Both ethanol and methanol have been considered for this purpose. While both can be obtained from petroleum or natural gas, ethanol may be the most interesting because it is a renewable resource, easily obtained from sugar or starch in crops and other agricultural produce such as grain, sugarcane or even lactose. Since ethanol occurs in nature whenever yeast happens to find a sugar solution such as overripe fruit, most organisms have evolved some tolerance to ethanol, whereas methanol is toxic. When 10% alcohol fuel is mixed into gasoline, the result is known as gasohol or E10. When 85% alcohol fuel is mixed into gasoline, the result is known as E85. Other experiments involve butanol, which can also be produced by fermentation of plants. Also sometimes ethanol might be named bioethanol.

Farmers Union Oil of Southern Valley is proud to support the Biofuels movement. We offer E85 at our Wahpeton location and E10 at all four of our sites in Fairmount, Breckenridge, Wahpeton and Mooreton.

What is Biodiesel?
Biodiesel is a cleaner burning, renewable fuel that offers human health, environmental benefits, energy security and economic benefits. It reduces emissions associated with cancer, asthma and other health concerns, as well as pollution associated with global warming. Biodiesel cuts emissions of cancer-causing compounds by 75-90% compared to those in petroleum diesel exhaust. Furthermore, biodiesel is the only alternative fuel to complete the health effects testing requirements of the Clean Air Act. Biodiesel can be made from any vegetable oil or fat. In America, biodiesel is usually made from soybean oil. Because it is domestically produced from farm crops and other renewable resources, biodiesel contributes to the U.S. economy as well as national energy security. Biodiesel can be used in any diesel engine with few or no modifications and offers similar horsepower, fuel economy and torque to petroleum diesel. More than 250 fleets currently use biodiesel blends, and biodiesel pumps are opening to the public across the nation.

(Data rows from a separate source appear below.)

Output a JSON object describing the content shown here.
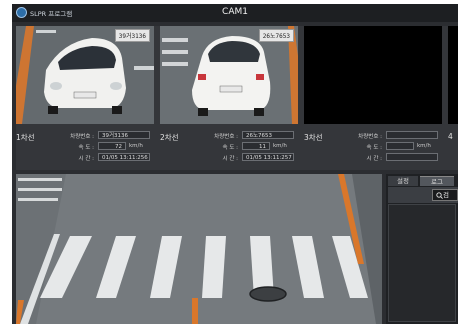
{
  "app": {
    "name": "SLPR 프로그램",
    "window_title": "CAM1"
  },
  "lanes": [
    {
      "label": "1차선",
      "plate_overlay": "39거3136",
      "plate_label": "차량번호 :",
      "plate": "39거3136",
      "speed_label": "속 도 :",
      "speed": "72",
      "speed_unit": "km/h",
      "time_label": "시 간 :",
      "time": "01/05 13:11:256"
    },
    {
      "label": "2차선",
      "plate_overlay": "26노7653",
      "plate_label": "차량번호 :",
      "plate": "26노7653",
      "speed_label": "속 도 :",
      "speed": "11",
      "speed_unit": "km/h",
      "time_label": "시 간 :",
      "time": "01/05 13:11:257"
    },
    {
      "label": "3차선",
      "plate_label": "차량번호 :",
      "plate": "",
      "speed_label": "속 도 :",
      "speed": "",
      "speed_unit": "km/h",
      "time_label": "시 간 :",
      "time": ""
    },
    {
      "label": "4"
    }
  ],
  "side_panel": {
    "tabs": [
      {
        "label": "설정"
      },
      {
        "label": "로그"
      }
    ],
    "search_label": "검"
  },
  "colors": {
    "app_bg": "#2b2d31",
    "titlebar": "#1d1f22",
    "lane_marking": "#d9772b"
  }
}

If you want to know more about the BioDiesel movement visit the National BioDiesel Board website. Look for more articles about biofuels in the near future.

What is Blended Ethanol?
Most folks who pull up to the pump for a fill up give little consideration to the labels and stickers they find there other than price and octane, but more “Blended with 10% Ethanol” labels are popping up at gas pumps all over the country. Over the years it’s become obvious that using blended ethanol fuel in your vehicle is a good thing. All vehicle manufacturers support its use, and new vehicles are for the most part approved for the new E85 fuel. They’re called “FlexFuel” vehicles.

There are even some folks who run their older vehicles on varying blends of E85 and regular gas. Apparently with success. Your mileage may vary so exercise some caution in that area.

So what are the main reasons for using blended-ethanol fuels?
It’s good for the environment. Less pollution means cleaner air and that’s good for everyone.
Ten tank fills of 10% blended ethanol fuel means one less barrel of oil that has to be imported.
One tank fill of E85 85% blended ethanol fuel means one less barrel of oil that has to be imported.

It’s not only good for your health, it’s good for your pocketbook, good for the country and good for the environment.